My clock is a replica in the size and shapes of the original sculpture, but I used some other materials for durability and modern construction techniques. I used for the back place 1/4" plywood and dark Danish Oil stain. There is another inverter L shape piece that I think is some kind of stone in the original art, I used MDF with a smoke gray paint. For the square, triangle, minute's, and the hour's hands and circle, I used 1/8" plywood. The second's hand is aluminum.
I built the large cone shape with a brass sheet, the smaller cone shape with a sheet of galvanized steel, and the corrugated panel with an aluminum sheet.
I used for all the wheels, except the motor pinion 1/4" and 3/8" Premium Baltic Birch Plywood B/BB Grade.

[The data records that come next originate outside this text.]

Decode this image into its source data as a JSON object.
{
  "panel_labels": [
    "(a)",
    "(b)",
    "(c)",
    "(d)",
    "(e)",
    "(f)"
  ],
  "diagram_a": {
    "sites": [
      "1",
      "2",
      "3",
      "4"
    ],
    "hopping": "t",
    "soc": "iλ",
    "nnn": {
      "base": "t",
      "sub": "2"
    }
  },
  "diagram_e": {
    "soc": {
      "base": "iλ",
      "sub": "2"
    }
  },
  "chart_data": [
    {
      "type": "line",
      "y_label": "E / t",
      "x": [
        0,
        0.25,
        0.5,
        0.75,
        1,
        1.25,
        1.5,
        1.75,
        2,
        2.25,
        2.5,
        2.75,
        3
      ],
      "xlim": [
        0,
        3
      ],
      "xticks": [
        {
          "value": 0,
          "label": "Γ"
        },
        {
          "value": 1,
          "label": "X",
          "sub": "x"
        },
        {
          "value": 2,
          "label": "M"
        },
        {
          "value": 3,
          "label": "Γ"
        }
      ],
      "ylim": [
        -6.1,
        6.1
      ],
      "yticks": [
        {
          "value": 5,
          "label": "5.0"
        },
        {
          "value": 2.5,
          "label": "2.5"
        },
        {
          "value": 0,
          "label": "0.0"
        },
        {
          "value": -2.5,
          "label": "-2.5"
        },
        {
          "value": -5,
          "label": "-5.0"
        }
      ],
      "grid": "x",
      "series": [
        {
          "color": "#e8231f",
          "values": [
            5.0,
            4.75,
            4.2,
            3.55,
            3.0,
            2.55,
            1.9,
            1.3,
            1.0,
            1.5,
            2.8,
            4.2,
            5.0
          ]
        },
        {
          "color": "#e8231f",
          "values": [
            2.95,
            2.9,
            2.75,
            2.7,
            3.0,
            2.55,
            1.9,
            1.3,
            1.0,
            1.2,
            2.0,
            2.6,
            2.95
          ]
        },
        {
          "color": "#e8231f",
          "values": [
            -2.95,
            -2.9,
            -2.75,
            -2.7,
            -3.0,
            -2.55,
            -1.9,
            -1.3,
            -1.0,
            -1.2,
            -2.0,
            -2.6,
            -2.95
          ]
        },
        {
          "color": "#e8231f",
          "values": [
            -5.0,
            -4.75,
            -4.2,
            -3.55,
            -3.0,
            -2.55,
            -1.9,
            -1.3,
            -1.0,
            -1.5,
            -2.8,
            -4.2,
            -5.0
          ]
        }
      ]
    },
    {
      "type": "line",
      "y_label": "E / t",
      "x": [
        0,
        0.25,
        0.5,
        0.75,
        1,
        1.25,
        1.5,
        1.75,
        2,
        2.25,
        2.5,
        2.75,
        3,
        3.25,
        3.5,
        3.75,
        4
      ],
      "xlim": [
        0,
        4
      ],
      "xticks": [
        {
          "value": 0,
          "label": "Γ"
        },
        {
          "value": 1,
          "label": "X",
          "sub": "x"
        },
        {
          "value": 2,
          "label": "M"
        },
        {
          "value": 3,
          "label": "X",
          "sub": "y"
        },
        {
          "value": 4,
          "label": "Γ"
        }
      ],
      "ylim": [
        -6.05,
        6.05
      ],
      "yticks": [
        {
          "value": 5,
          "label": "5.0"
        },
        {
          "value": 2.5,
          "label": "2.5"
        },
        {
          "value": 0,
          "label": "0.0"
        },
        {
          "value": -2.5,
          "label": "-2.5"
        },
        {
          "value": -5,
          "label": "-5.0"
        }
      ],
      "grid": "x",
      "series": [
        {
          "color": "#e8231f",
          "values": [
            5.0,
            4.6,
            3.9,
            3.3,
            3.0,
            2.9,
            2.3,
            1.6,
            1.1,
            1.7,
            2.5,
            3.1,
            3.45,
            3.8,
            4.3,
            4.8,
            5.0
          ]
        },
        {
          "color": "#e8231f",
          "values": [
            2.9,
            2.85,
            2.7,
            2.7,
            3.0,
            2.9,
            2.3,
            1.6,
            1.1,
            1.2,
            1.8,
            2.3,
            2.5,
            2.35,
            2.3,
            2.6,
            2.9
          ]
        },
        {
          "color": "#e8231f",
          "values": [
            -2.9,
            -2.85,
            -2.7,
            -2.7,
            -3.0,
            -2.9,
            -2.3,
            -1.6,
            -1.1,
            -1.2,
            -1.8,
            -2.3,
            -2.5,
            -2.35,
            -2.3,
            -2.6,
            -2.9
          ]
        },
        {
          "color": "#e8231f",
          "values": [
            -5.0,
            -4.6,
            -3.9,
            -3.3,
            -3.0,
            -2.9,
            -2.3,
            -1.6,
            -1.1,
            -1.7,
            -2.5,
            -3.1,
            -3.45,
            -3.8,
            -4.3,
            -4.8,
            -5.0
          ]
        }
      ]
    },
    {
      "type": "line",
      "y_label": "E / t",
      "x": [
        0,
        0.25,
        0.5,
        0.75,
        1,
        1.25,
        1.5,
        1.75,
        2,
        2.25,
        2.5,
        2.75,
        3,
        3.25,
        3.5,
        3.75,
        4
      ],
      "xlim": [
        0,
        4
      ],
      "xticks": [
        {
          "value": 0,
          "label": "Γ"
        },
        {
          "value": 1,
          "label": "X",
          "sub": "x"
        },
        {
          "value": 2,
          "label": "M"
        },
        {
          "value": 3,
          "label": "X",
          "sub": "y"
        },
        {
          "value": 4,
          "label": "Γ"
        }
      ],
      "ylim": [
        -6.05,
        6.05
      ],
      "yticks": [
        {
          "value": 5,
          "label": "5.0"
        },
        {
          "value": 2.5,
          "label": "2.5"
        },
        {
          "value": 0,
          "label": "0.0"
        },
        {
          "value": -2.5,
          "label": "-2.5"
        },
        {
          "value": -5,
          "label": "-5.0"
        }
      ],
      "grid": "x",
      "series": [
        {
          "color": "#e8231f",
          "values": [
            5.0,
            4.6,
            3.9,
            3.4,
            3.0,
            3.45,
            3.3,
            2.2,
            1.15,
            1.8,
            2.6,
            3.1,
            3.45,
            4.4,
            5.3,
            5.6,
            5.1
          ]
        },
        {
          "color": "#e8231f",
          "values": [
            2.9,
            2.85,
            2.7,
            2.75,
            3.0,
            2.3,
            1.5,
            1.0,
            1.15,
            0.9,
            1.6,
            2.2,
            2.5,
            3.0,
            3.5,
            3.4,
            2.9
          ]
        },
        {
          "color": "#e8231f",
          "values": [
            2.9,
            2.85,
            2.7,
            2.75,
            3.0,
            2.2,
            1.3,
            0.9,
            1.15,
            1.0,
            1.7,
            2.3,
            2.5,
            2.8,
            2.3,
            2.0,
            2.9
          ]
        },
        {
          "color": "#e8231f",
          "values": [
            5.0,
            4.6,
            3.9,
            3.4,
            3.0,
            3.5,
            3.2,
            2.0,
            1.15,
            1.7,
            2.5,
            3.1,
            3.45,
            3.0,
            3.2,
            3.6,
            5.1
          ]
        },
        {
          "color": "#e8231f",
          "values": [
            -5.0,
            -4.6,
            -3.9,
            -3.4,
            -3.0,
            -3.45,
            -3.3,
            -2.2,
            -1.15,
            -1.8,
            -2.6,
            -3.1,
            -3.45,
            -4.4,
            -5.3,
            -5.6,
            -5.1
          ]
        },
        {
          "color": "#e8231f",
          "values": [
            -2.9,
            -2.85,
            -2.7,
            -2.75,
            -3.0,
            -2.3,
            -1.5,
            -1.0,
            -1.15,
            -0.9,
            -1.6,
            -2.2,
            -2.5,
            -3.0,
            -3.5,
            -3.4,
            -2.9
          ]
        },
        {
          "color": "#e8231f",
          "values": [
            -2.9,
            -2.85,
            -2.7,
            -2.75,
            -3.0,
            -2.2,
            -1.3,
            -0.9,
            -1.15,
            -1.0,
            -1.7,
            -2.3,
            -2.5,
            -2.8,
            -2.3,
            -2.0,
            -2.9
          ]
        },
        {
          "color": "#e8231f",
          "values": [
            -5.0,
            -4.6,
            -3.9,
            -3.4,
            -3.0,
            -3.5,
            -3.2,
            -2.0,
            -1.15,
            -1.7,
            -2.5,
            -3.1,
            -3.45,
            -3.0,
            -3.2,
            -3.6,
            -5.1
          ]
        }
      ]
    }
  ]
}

The clock drive is a stepper motor controlled by an Arduino Nano with an RTC (real-time clock) and a micro-stepping stepper motor drive board. The stepper motors are noisy when running at low speed, even with micro-stepping, so I isolated the motor with rubber spacers and also made a rubber pinion to drive the clock.
All the wheel shafts are 1/4" brass, and all are installed with sealed roller bearings.
Creating the Model:
First things, first! And the first thing is the model, and as usual, I used Fusion 360 to create the 3D model of the clock.
I found the dimensions information on the National Gallery website and started my model with a canvas image scaled at the real size. Below you can see an animation of the transition from the canvas picture to the model:
Many hours of work resulted in a model almost identical to the original. There is some small modification in the position of the hour's hand to avoid collision with the minute's hand and to reference a real-time relation between the hours, the minutes, and the seconds. The artist made the sculpture in a way that it almost shows a real hour!